I was surprised that while lung cancer caused by smoking is so easily preventable, lung cancer ranked in the top four of the most commonly occurring neoplasms. Of these four, it had an alarmingly low 5-year survival ratio -- only ~18%, while the other three top offenders had ratios of 60-90%. Yeesh. When I went to the website of the Canadian Cancer Society to see why there was such a large discrepancy, it seems that early detection of the disease, allowing early intervention, just didn't seem to be happening, as the symptoms seem to develop slowly.
The take home message: If you're going to get some form of cancer, lung cancer is not a good one to get.
As I browsed further through the information provided by the CCS, the list of health problems that could be caused by smoking became more extensive, and the risk of other cancers also increased.
One of the most frightening things, is that mutations caused by smoking can apparently be passed on to children through sperm.
Cigarette smoke contains chemicals that mutate the p53 gene, resulting in a non-functional protein. p53 is a tumour suppressor protein, which means that it normally stops cells that have DNA damage from dividing (and continually dividing in an uncontrolled manner until a tumour forms).

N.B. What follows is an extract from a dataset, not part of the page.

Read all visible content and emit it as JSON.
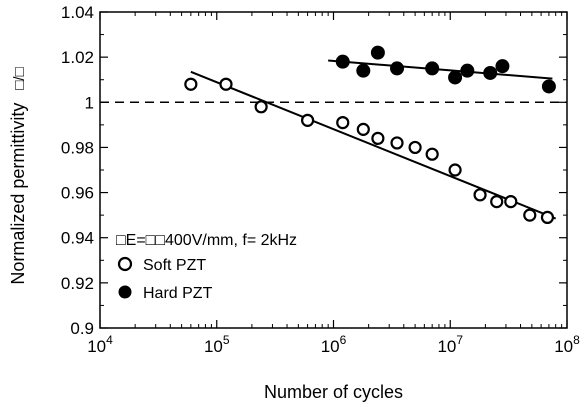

This "lock down" of the cell is not lifted until the cell either manages to repair the damaged DNA, so that it can function normally, or a self-destruct program is initiated (apoptosis) so that the damaged cell is destroyed before a tumour can form.
As you may well surmise, if p53 cannot function, cells that have DNA damage will not be stopped from dividing and spreading through the body. Unlike the X-Men, these mutated cells have no idea what they are supposed to be doing, and end up disrupting the function of other tissues and organs, which is why cancer is so devastating.
I am, of course, over-simplifying things to make a point without getting lost in the details: smoking just isn't worth it.